Corona erfordert pragmatische Arbeit vor Ort
Wegen Corona gäbe es zurzeit einfach nichts für ihre Schützlinge, erzählt sie weiter: "Ich mach's gerade so: Ich schmiere früh Brote. Und dann gucke ich auf dem Bahnhof." Momentan sei ihre Strategie eher aufsuchende Sozialarbeit. Die werde aber immer schwieriger, weil die Polizei überprüft, ob die Menschen sich an das Kontaktverbot halten. "Menschenansammlungen mit mehr als zwei Personen ist halt wirklich ganz schwer. Und unsere Leute treffen sich nun mal gerne im Pulk", erklärt sie.

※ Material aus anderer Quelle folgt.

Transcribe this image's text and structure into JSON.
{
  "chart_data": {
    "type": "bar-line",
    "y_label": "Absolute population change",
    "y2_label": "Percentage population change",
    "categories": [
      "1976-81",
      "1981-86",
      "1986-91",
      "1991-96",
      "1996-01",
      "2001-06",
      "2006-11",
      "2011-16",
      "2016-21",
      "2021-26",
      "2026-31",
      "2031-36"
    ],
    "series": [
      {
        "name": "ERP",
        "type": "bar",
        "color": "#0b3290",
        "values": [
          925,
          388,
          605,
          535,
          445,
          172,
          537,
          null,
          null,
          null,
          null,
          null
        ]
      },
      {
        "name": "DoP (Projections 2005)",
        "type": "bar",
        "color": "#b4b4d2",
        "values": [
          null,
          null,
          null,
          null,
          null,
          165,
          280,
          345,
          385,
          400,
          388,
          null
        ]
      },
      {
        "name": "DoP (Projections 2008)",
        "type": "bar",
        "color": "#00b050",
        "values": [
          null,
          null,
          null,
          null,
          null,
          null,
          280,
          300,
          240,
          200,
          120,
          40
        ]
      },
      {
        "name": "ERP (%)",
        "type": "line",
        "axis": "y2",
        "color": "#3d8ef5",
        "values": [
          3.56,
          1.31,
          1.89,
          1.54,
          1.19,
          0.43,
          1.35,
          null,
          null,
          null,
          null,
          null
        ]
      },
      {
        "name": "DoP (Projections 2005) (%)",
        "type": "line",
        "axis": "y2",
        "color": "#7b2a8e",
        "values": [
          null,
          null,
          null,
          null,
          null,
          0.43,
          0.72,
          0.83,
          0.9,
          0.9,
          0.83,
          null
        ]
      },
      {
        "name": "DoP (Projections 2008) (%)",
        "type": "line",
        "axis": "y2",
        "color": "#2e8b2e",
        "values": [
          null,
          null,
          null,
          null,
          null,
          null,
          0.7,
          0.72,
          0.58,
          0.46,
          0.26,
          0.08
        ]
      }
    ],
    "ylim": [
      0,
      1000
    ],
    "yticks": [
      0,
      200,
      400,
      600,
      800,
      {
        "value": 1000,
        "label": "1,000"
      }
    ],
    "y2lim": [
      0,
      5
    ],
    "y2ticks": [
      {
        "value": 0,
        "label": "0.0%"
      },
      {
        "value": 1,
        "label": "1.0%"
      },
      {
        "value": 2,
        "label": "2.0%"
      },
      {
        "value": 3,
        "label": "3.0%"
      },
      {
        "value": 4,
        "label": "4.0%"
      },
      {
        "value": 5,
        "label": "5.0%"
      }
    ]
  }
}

Essen für alle - mit Nachschlag
Dann geht der Türsummer. Anke Höft steht mit Mundschutz und großer Kelle bereit. Wer über den schmalen Hofgang zur Hintertür kommt, kriegt sein Essen dort. Wer vorne reinkommt, wird aus der Küche bedient. Mathias hat sich in den Aufenthaltsraum gesetzt. Sein schwarzer Rucksack lehnt an der Wand. Er hat Hunger! Wie hat er von dem Angebot erfahren? "Gestern war hier ein Schild an der Tür zu sehen: 'Warmes Essen zum Mittag' - mehr nicht." Jetzt freut er sich über die dampfenden Ravioli vor sich auf dem Teller: "Es schmeckt, na klar! Und man kann sich sogar noch einen Nachschlag holen." Mathias, einer von Rendsburgs Obdachlosen - die jetzt in der Corona-Zeit mit einem warmen Mittagessen versorgt werden.